Мы поднимаемся все вместе — Маша и Яна впереди, Дима тащит рюкзак, Соня цепляется за мою руку, постукивая машинкой по перилам. Мирон идёт сзади, несёт сумку с остатками еды, бурча:
— Лифт бы вам не помешал, а то я уже не мальчик.
Я ставлю чайник, достаю пирог из холодильника, грею его в духовке — запах капусты и теста заполняет кухню. Дети снуют вокруг, но Маша вдруг говорит:
— Мам, мы с Яной чай не хотим, пойдём лучше в комнату, комиксы рисовать.
— И я с ними, — добавляет Дима. — В планше позависаю.
— Идите, — киваю растерянно, и они убегают, оставляя нас с Мироном вдвоём.
Даже Соня уходит в зал к своим игрушкам.
Разливаю чай по чашкам, режу пирог, и Мирон, сидя напротив, поддевает, отпивая глоток:
— Ну что, Мира, на этот раз веганский пирог? Я ждал мяса, а тут просто капуста. Разочаровала доктора.
— Ешь и не ворчи, — смеюсь я. — Но если ты капусту не любишь, то я могу… — говорю игриво, отодвигая от него тарелку.
— Ладно-ладно, — усмехается он, откусывая торопливо кусок, и вдруг замолкает.
Смотрит на меня — не с насмешкой, а тихо, серьёзно, как будто видит что-то, чего я сама не замечаю. Я тереблю край скатерти, чувствуя, как тишина становится густой, и он говорит, почти шёпотом:
— Знаешь, Мира, ты сегодня смеялась. Не как обычно — натянуто, а по-настоящему. Я думал, ты разучилась.
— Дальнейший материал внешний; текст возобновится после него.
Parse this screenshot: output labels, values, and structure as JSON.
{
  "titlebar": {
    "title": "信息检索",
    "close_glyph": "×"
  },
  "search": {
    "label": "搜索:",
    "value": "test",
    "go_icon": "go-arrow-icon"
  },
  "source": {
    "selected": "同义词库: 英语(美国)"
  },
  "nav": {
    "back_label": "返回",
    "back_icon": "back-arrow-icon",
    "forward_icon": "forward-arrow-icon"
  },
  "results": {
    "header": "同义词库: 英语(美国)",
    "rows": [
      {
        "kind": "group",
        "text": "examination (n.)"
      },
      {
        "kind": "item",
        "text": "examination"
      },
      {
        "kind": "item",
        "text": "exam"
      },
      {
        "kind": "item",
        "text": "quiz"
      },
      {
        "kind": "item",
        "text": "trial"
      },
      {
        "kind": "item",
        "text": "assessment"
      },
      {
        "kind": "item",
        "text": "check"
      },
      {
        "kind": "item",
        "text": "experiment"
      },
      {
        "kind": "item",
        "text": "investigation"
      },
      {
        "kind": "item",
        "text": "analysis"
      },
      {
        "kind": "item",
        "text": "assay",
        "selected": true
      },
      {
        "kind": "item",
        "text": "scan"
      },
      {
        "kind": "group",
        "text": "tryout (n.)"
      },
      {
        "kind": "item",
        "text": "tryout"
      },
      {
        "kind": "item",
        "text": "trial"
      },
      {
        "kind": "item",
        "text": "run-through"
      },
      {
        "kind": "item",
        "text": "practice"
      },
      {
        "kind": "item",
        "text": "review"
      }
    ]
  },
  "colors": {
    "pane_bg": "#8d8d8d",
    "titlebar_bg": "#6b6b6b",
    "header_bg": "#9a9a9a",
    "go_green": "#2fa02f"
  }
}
Я замираю, глядя на него, на эти его глаза — тёмные, с морщинками в уголках, — и в горле ком. Опускаю взгляд, шепчу:
— Я и сама думала, что разучилась. Спасибо, что напомнил.
Он кивает, отводит глаза, но я вижу, как его рука на секунду сжимает чашку чуть сильнее, и между нами повисает что-то хрупкое, тёплое. Здесь, с ним, я чувствую себя женщиной — не идеальной, не сильной, а привлекательной, интересной.
И вдруг свет гаснет — резко, как хлопок, и кухня тонет в темноте, только слабый отблеск фонаря с улицы пробивается через шторы. Соня вскрикивает и роняет машинку на пол.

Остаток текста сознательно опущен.